Durante o golpe, os criminosos podem se apresentar como integrantes de órgãos públicos e afirmar que a vítima está envolvida em alguma investigação ou irregularidade. Em seguida, tentam induzi-la a transferir dinheiro, realizar pagamentos ou enviar recursos para contas indicadas pelos próprios golpistas.
A Polícia Federal reforça que não solicita PIX, TED, empréstimos ou transferências bancárias para conduzir investigações.
Também não é procedimento da instituição pedir que vítimas enviem dinheiro para contas de terceiros ou realizar supostas audiências por chamadas de vídeo em aplicativos de mensagens.
Como identificar o golpe
Entre os principais sinais de alerta estão o uso de documentos aparentemente oficiais, a apresentação de nomes e informações de autoridades e a tentativa de pressionar a vítima para que faça uma transferência imediatamente.

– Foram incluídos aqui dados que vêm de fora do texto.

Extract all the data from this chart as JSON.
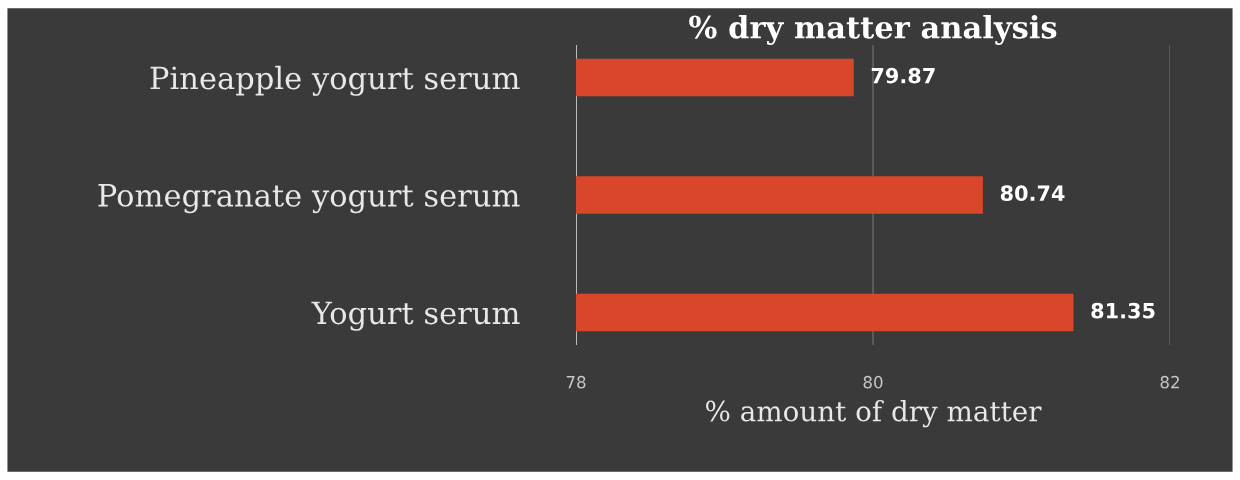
{
  "chart_data": {
    "type": "bar",
    "orientation": "horizontal",
    "title": "% dry matter analysis",
    "categories": [
      "Pineapple yogurt serum",
      "Pomegranate yogurt serum",
      "Yogurt serum"
    ],
    "values": [
      79.87,
      80.74,
      81.35
    ],
    "color": "#d9472b",
    "xlim": [
      78,
      82
    ],
    "xticks": [
      78,
      80,
      82
    ],
    "xlabel": "% amount of dry matter",
    "grid": "x",
    "data_labels": true
  }
}
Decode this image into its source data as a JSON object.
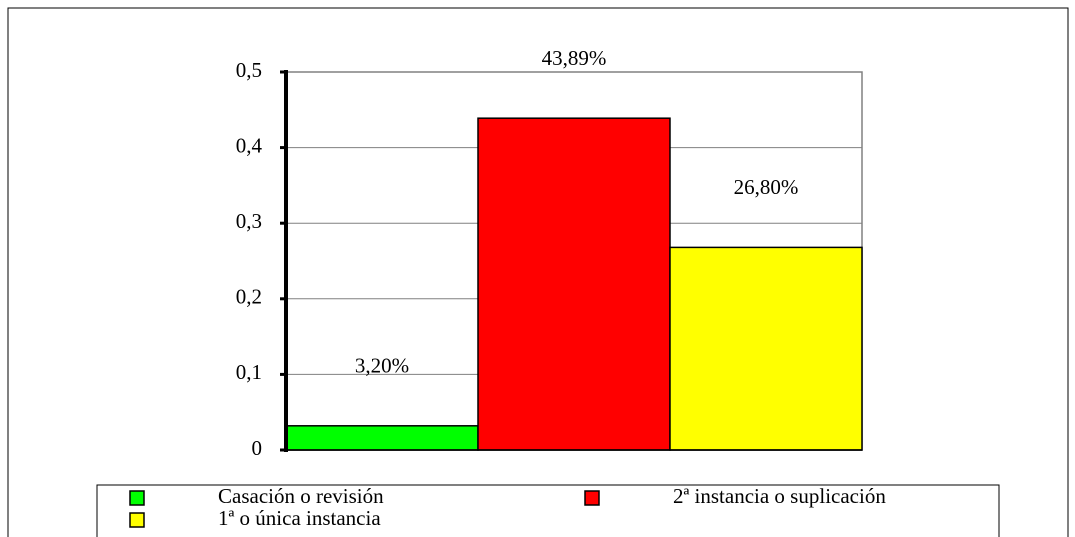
{
  "chart_data": {
    "type": "bar",
    "categories": [
      null
    ],
    "series": [
      {
        "name": "Casación o revisión",
        "color": "#00ff00",
        "values": [
          0.032
        ],
        "value_labels": [
          "3,20%"
        ]
      },
      {
        "name": "2ª instancia o suplicación",
        "color": "#ff0000",
        "values": [
          0.4389
        ],
        "value_labels": [
          "43,89%"
        ]
      },
      {
        "name": "1ª o única instancia",
        "color": "#ffff00",
        "values": [
          0.268
        ],
        "value_labels": [
          "26,80%"
        ]
      }
    ],
    "ylim": [
      0,
      0.5
    ],
    "yticks": [
      0,
      {
        "value": 0.1,
        "label": "0,1"
      },
      {
        "value": 0.2,
        "label": "0,2"
      },
      {
        "value": 0.3,
        "label": "0,3"
      },
      {
        "value": 0.4,
        "label": "0,4"
      },
      {
        "value": 0.5,
        "label": "0,5"
      }
    ],
    "grid": true,
    "legend": "bottom"
  }
}
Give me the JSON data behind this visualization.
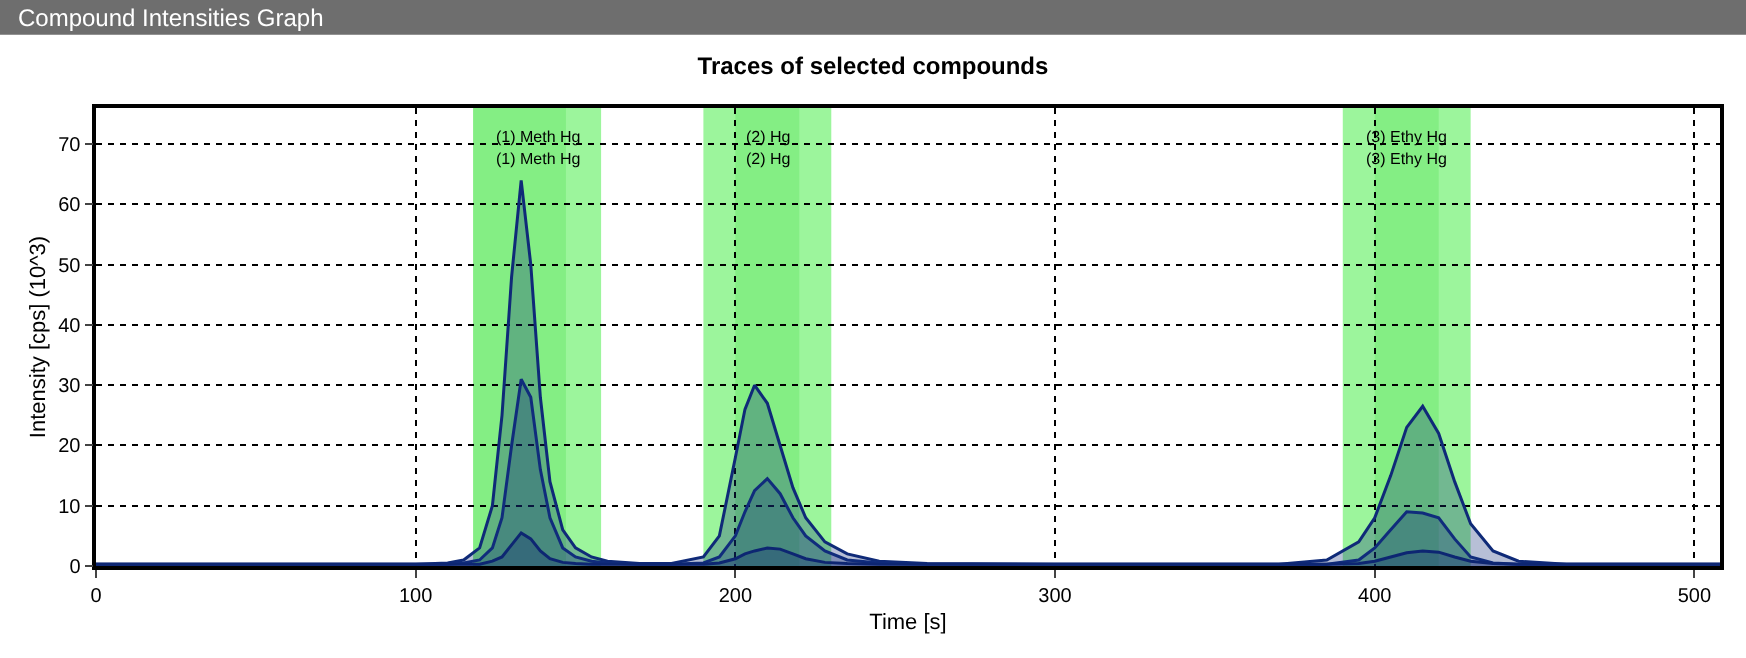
{
  "chart_data": {
    "type": "area",
    "title": "Traces of selected compounds",
    "xlabel": "Time [s]",
    "ylabel": "Intensity [cps] (10^3)",
    "annotations": [
      "Compound Intensities Graph"
    ],
    "x": [
      0,
      100,
      110,
      115,
      120,
      124,
      127,
      130,
      133,
      136,
      139,
      142,
      146,
      150,
      155,
      160,
      170,
      180,
      190,
      195,
      200,
      203,
      206,
      210,
      214,
      218,
      222,
      228,
      235,
      245,
      260,
      300,
      370,
      385,
      395,
      400,
      405,
      410,
      415,
      420,
      425,
      430,
      437,
      445,
      460,
      508
    ],
    "series": [
      {
        "color": "#0f2a78",
        "values": [
          0.3,
          0.3,
          0.5,
          1,
          3,
          10,
          25,
          48,
          64,
          50,
          28,
          14,
          6,
          3,
          1.5,
          0.8,
          0.4,
          0.4,
          1.5,
          5,
          18,
          26,
          30,
          27,
          20,
          13,
          8,
          4,
          2,
          0.8,
          0.4,
          0.3,
          0.3,
          1,
          4,
          8,
          15,
          23,
          26.5,
          22,
          14,
          7,
          2.5,
          0.8,
          0.3,
          0.3
        ]
      },
      {
        "color": "#102c7c",
        "values": [
          0.3,
          0.3,
          0.3,
          0.5,
          1,
          3,
          8,
          20,
          31,
          28,
          16,
          8,
          3,
          1.5,
          0.8,
          0.5,
          0.3,
          0.3,
          0.5,
          1.5,
          5,
          9,
          12.5,
          14.5,
          12,
          8,
          5,
          2.5,
          1,
          0.5,
          0.3,
          0.3,
          0.3,
          0.3,
          1,
          3,
          6,
          9,
          8.8,
          8,
          4.5,
          1.5,
          0.5,
          0.3,
          0.3,
          0.3
        ]
      },
      {
        "color": "#0d2672",
        "values": [
          0.3,
          0.3,
          0.3,
          0.3,
          0.3,
          0.8,
          1.5,
          3.5,
          5.5,
          4.5,
          2.5,
          1.2,
          0.6,
          0.4,
          0.3,
          0.3,
          0.3,
          0.3,
          0.3,
          0.5,
          1.2,
          2,
          2.5,
          3,
          2.8,
          2,
          1.2,
          0.6,
          0.4,
          0.3,
          0.3,
          0.3,
          0.3,
          0.3,
          0.4,
          0.8,
          1.5,
          2.2,
          2.5,
          2.3,
          1.5,
          0.8,
          0.4,
          0.3,
          0.3,
          0.3
        ]
      }
    ],
    "bands": [
      {
        "axis": "x",
        "from": 118,
        "to": 158,
        "label": "(1) Meth Hg",
        "color": "#9cf59c"
      },
      {
        "axis": "x",
        "from": 118,
        "to": 147,
        "label": "(1) Meth Hg",
        "color": "#84ee84"
      },
      {
        "axis": "x",
        "from": 190,
        "to": 230,
        "label": "(2) Hg",
        "color": "#9cf59c"
      },
      {
        "axis": "x",
        "from": 200,
        "to": 220,
        "label": "(2) Hg",
        "color": "#84ee84"
      },
      {
        "axis": "x",
        "from": 390,
        "to": 430,
        "label": "(3) Ethy Hg",
        "color": "#9cf59c"
      },
      {
        "axis": "x",
        "from": 400,
        "to": 420,
        "label": "(3) Ethy Hg",
        "color": "#84ee84"
      }
    ],
    "xlim": [
      0,
      508
    ],
    "xticks": [
      0,
      100,
      200,
      300,
      400,
      500
    ],
    "ylim": [
      0,
      76
    ],
    "yticks": [
      0,
      10,
      20,
      30,
      40,
      50,
      60,
      70
    ],
    "grid": true,
    "marker": "none",
    "line_style": "solid"
  }
}
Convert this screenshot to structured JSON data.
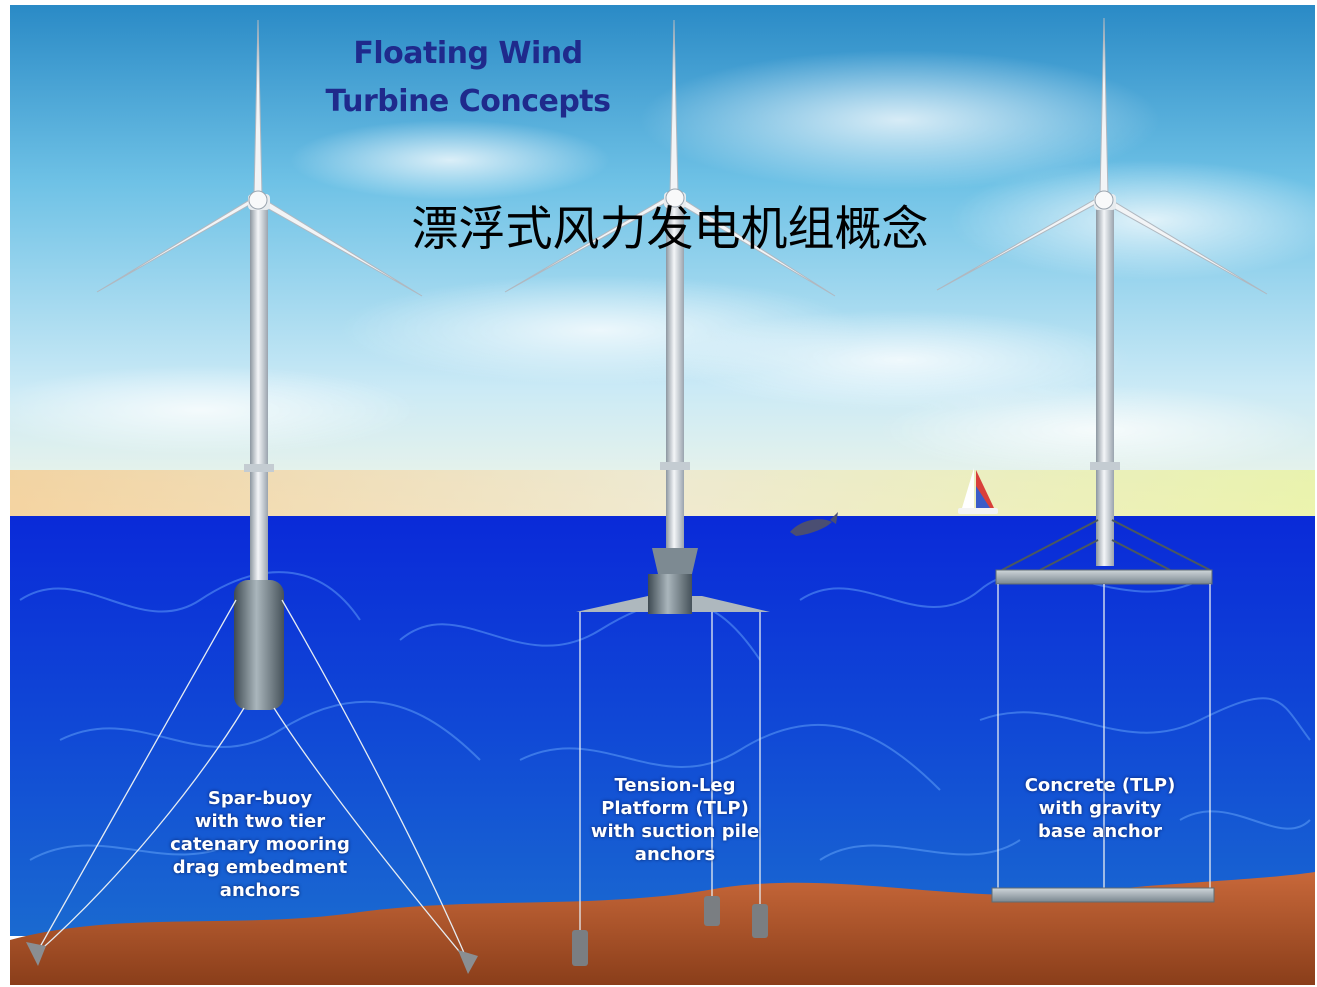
{
  "title_lines": [
    "Floating Wind",
    "Turbine Concepts"
  ],
  "subtitle": "漂浮式风力发电机组概念",
  "concepts": [
    {
      "lines": [
        "Spar-buoy",
        "with two tier",
        "catenary mooring",
        "drag embedment",
        "anchors"
      ]
    },
    {
      "lines": [
        "Tension-Leg",
        "Platform (TLP)",
        "with suction pile",
        "anchors"
      ]
    },
    {
      "lines": [
        "Concrete (TLP)",
        "with gravity",
        "base anchor"
      ]
    }
  ],
  "colors": {
    "sky_top": "#2a8ac6",
    "sky_light": "#dcf2fb",
    "sea": "#0a2fd6",
    "seabed": "#b25a2a",
    "title": "#1f2a8c"
  }
}
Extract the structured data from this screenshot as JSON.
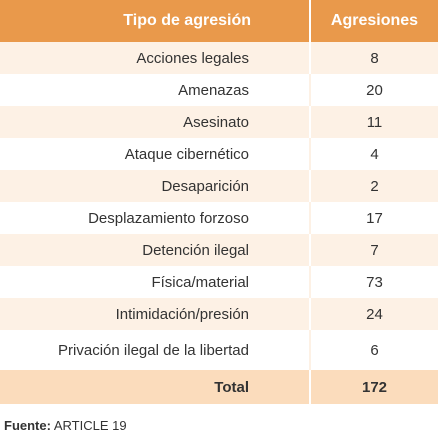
{
  "table": {
    "header": [
      "Tipo de agresión",
      "Agresiones"
    ],
    "rows": [
      [
        "Acciones legales",
        8
      ],
      [
        "Amenazas",
        20
      ],
      [
        "Asesinato",
        11
      ],
      [
        "Ataque cibernético",
        4
      ],
      [
        "Desaparición",
        2
      ],
      [
        "Desplazamiento forzoso",
        17
      ],
      [
        "Detención ilegal",
        7
      ],
      [
        "Física/material",
        73
      ],
      [
        "Intimidación/presión",
        24
      ],
      [
        "Privación ilegal de la libertad",
        6
      ]
    ],
    "total": [
      "Total",
      172
    ]
  },
  "source": {
    "label": "Fuente:",
    "text": "ARTICLE 19"
  }
}
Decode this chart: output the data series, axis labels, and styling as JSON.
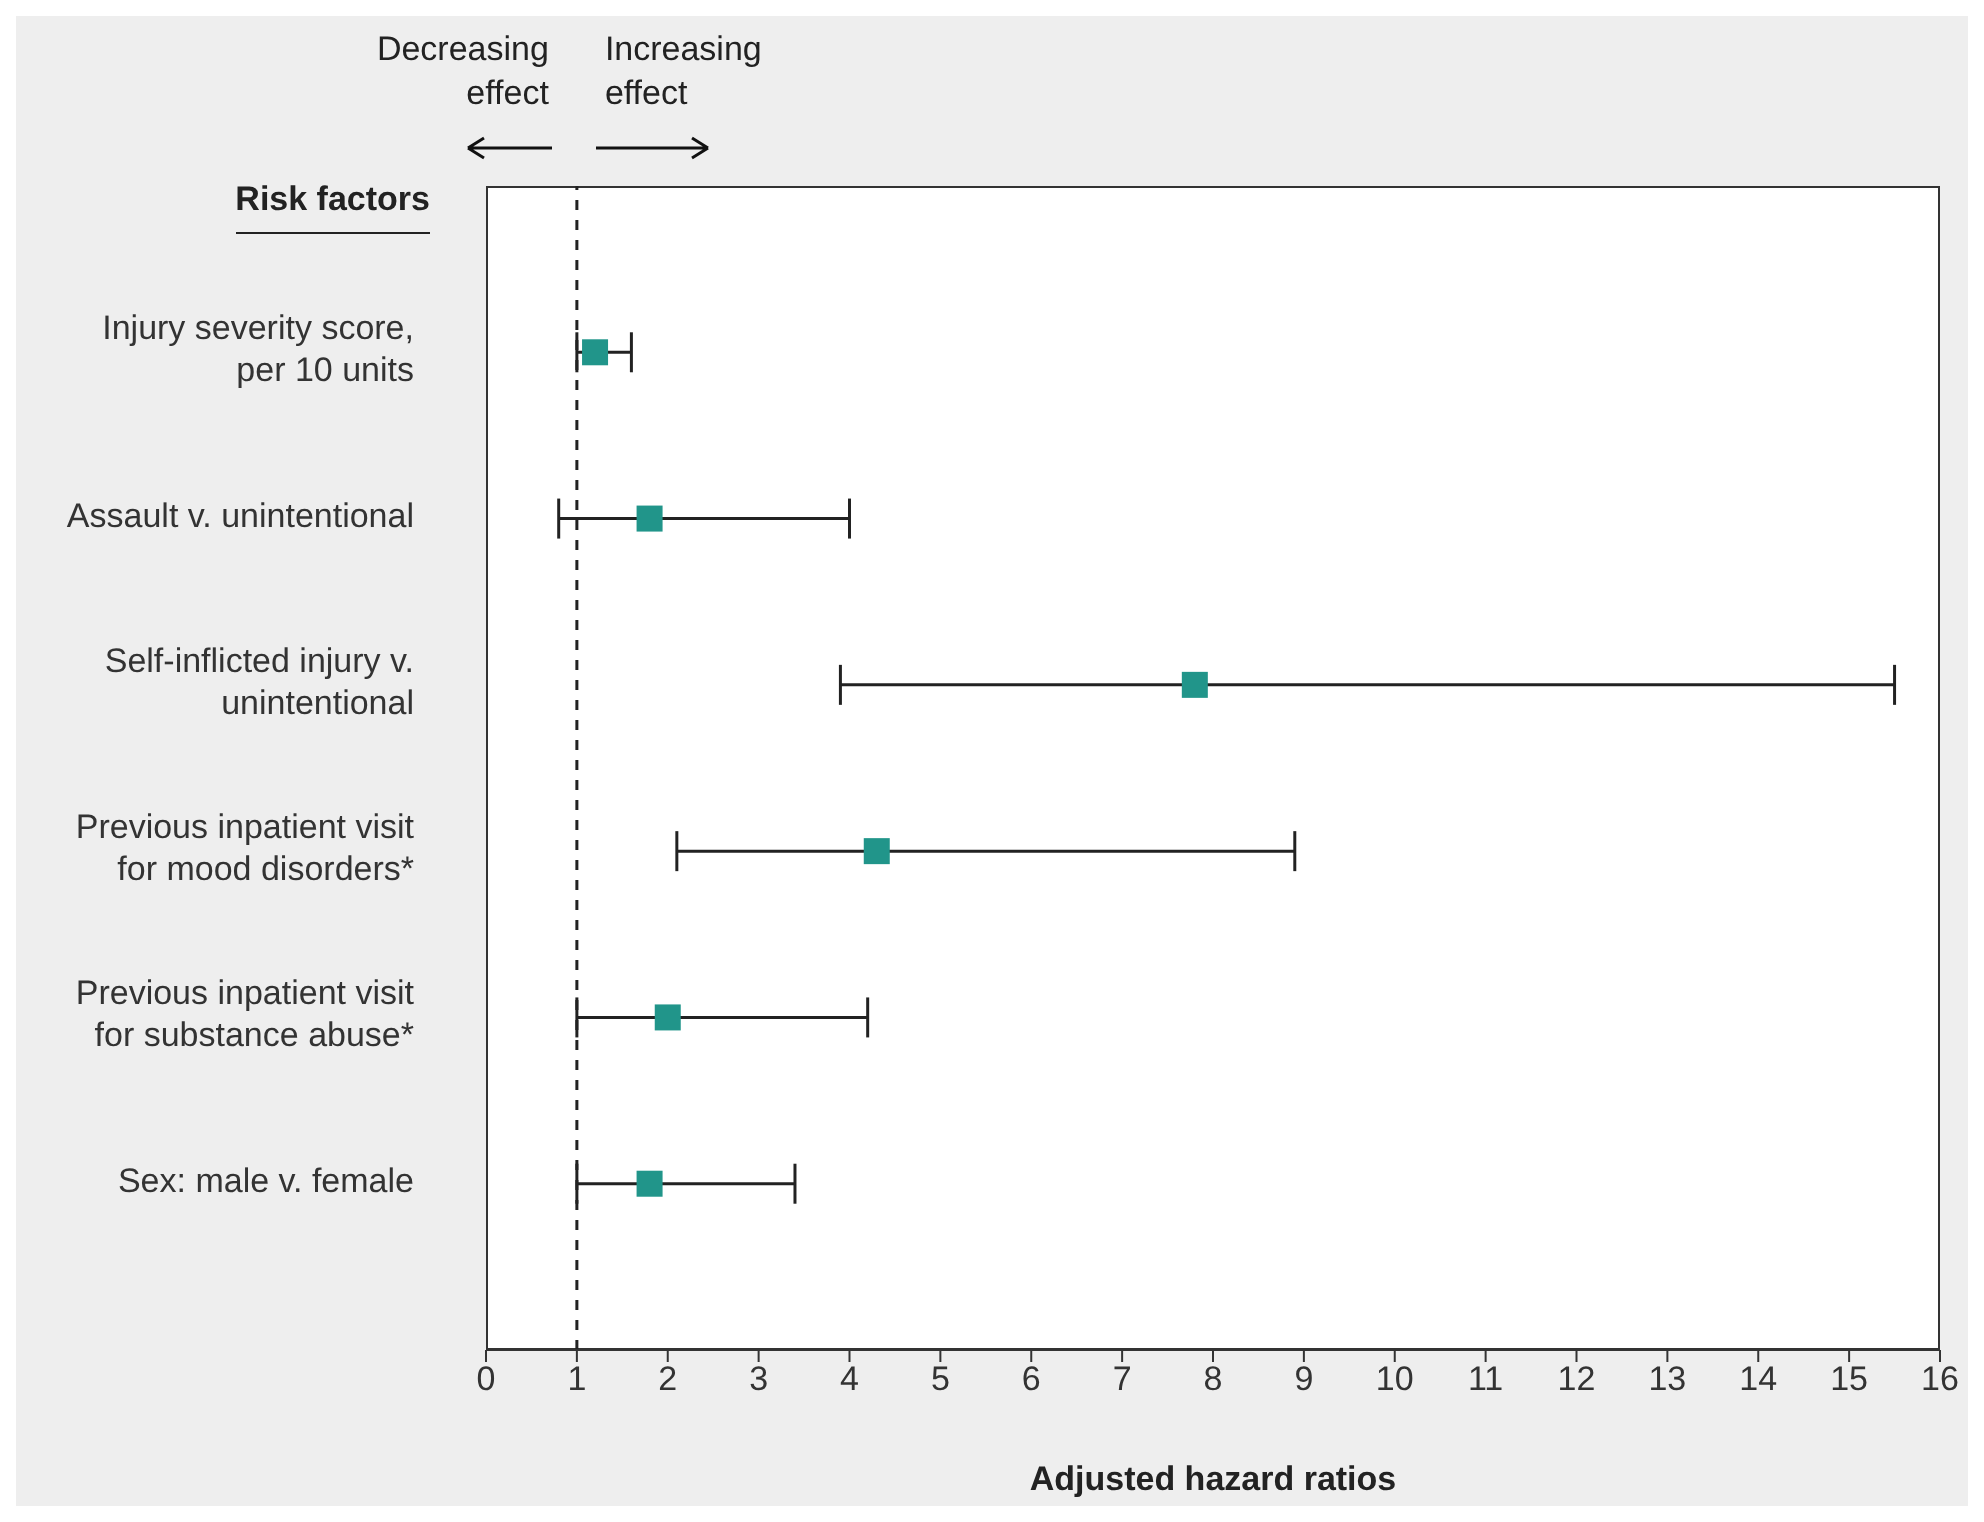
{
  "chart_data": {
    "type": "scatter",
    "orientation": "horizontal",
    "ylabel": "Risk factors",
    "xlabel": "Adjusted hazard ratios",
    "categories": [
      "Injury severity score, per 10 units",
      "Assault v. unintentional",
      "Self-inflicted injury v. unintentional",
      "Previous inpatient visit for mood disorders*",
      "Previous inpatient visit for substance abuse*",
      "Sex: male v. female"
    ],
    "series": [
      {
        "color": "#21958a",
        "values": [
          1.2,
          1.8,
          7.8,
          4.3,
          2.0,
          1.8
        ],
        "errors": [
          [
            1.0,
            1.6
          ],
          [
            0.8,
            4.0
          ],
          [
            3.9,
            15.5
          ],
          [
            2.1,
            8.9
          ],
          [
            1.0,
            4.2
          ],
          [
            1.0,
            3.4
          ]
        ]
      }
    ],
    "xlim": [
      0,
      16
    ],
    "xticks": [
      0,
      1,
      2,
      3,
      4,
      5,
      6,
      7,
      8,
      9,
      10,
      11,
      12,
      13,
      14,
      15,
      16
    ],
    "ref_lines": [
      {
        "axis": "x",
        "value": 1,
        "color": "#222222",
        "line_style": "dashed"
      }
    ],
    "annotations": [
      "Decreasing effect",
      "Increasing effect"
    ],
    "marker": "square"
  }
}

A Polícia Federal também orienta que seus agentes não exigem sigilo sobre uma investigação nem impedem que a pessoa procure familiares, advogados ou outras pessoas de confiança para confirmar a informação.
Diante de uma abordagem suspeita, a recomendação é interromper o contato e não realizar nenhum pagamento ou transferência.
A confirmação deve ser feita diretamente com a unidade da Polícia Federal responsável pelo caso, utilizando os canais oficiais da instituição.
A orientação é não fornecer dados bancários, senhas ou informações pessoais durante contatos não solicitados e desconfiar de qualquer pessoa que utilize o nome de órgãos públicos para exigir dinheiro.
O alerta é especialmente importante porque os criminosos podem utilizar diferentes recursos tecnológicos para tornar a fraude mais convincente. A recomendação é compartilhar as informações com familiares e amigos para ajudar a evitar novas vítimas.